Shuangping Li1, Bin Zhang1, Bo Shi1

  • 1Changjiang Spatial Information Technology Engineering Co., Ltd., Wuhan 430010, China.

Sensors (Basel, Switzerland)
|April 14, 2026
PubMed
Summary
This summary is machine-generated.

Machine learning, particularly the enhanced XGB-C model, significantly improves meteorological interpolation accuracy in complex terrain for deformation monitoring.

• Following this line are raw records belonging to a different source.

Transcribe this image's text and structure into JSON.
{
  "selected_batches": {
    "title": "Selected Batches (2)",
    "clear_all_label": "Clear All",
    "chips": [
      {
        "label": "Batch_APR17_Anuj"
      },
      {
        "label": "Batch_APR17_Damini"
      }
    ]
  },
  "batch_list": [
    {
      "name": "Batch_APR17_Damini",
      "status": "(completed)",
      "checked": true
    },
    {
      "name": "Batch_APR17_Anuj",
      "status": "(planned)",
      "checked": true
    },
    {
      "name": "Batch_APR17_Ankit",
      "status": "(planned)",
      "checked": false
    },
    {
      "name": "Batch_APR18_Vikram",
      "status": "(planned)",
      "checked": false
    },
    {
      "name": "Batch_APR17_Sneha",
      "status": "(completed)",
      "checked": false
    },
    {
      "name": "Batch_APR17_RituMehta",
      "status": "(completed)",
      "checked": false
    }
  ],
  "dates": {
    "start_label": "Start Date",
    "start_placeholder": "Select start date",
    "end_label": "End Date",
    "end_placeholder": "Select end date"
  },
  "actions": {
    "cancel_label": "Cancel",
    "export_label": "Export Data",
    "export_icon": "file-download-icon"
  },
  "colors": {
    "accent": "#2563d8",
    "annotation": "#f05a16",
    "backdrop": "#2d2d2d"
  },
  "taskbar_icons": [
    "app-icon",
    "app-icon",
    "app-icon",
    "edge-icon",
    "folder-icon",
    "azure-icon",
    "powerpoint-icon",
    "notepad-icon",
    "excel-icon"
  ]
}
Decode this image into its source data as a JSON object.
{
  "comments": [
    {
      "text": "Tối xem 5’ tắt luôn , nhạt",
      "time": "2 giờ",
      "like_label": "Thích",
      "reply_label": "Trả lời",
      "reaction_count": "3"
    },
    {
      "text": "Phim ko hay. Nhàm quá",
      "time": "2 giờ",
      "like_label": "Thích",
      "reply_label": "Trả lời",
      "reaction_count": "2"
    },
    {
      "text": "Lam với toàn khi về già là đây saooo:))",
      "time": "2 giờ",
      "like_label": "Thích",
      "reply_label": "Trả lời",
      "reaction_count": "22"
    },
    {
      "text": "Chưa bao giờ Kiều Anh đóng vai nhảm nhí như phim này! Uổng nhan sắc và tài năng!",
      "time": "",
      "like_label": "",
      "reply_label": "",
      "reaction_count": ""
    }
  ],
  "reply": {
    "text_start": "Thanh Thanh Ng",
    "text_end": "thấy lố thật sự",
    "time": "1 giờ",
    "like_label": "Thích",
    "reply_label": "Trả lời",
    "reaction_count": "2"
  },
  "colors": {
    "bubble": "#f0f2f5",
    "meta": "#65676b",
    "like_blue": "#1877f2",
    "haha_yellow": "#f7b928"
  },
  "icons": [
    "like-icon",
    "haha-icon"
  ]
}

This method outperforms traditional techniques, offering precise atmospheric delay corrections.

Keywords:
complex terraineXtreme gradient boostingmachine learningspatial interpolation

Related Experiment Videos

Area of Science:

  • Geosciences and Environmental Science
  • Computer Science and Artificial Intelligence
  • Geodesy and Surveying

Background:

  • Traditional spatial interpolation methods like Inverse Distance Weighting (IDW) and Ordinary Kriging (OK) struggle with complex topography.
  • Accurate meteorological data is crucial for high-precision deformation monitoring in environments like hydropower stations.
  • Existing methods lack the ability to capture fine-scale atmospheric variations in challenging terrains.

Purpose of the Study:

  • To evaluate the effectiveness of machine learning algorithms for high-precision spatial interpolation of meteorological variables.
  • To compare the performance of Random Forest (RF) and eXtreme Gradient Boosting (XGBoost, XGB) against traditional methods.
  • To introduce and validate an enhanced XGBoost model (XGB-C) for improved atmospheric delay corrections.

Main Methods:

  • Systematic comparison of RF, XGBoost, and traditional IDW/OK methods for interpolating temperature, humidity, and pressure.
  • Development of an enhanced XGBoost model (XGB-C) treating spatial interpolation as a supervised learning problem.
  • Performance evaluation using RMSE, MAE, and R² metrics with daily meteorological data from 47 stations (2023-2024).

Main Results:

  • Machine learning methods significantly outperformed traditional interpolation approaches.
  • The proposed XGB-C model achieved the highest accuracy: R² ≈ 1.00 for pressure, 0.97 for humidity, and 0.83 for temperature.
  • Interpolation accuracy varied with seasons and land cover, showing greater challenges in summer and in "Urban and Built-Up" and "Croplands" areas.

Conclusions:

  • Machine learning, especially the XGB-C model, offers substantial advantages for meteorological interpolation in complex mountainous environments.
  • Accurate atmospheric corrections derived from ML interpolation are vital for enhancing deformation monitoring accuracy.
  • The study provides a foundation for operational ML-based interpolation models using UAV remote sensing data.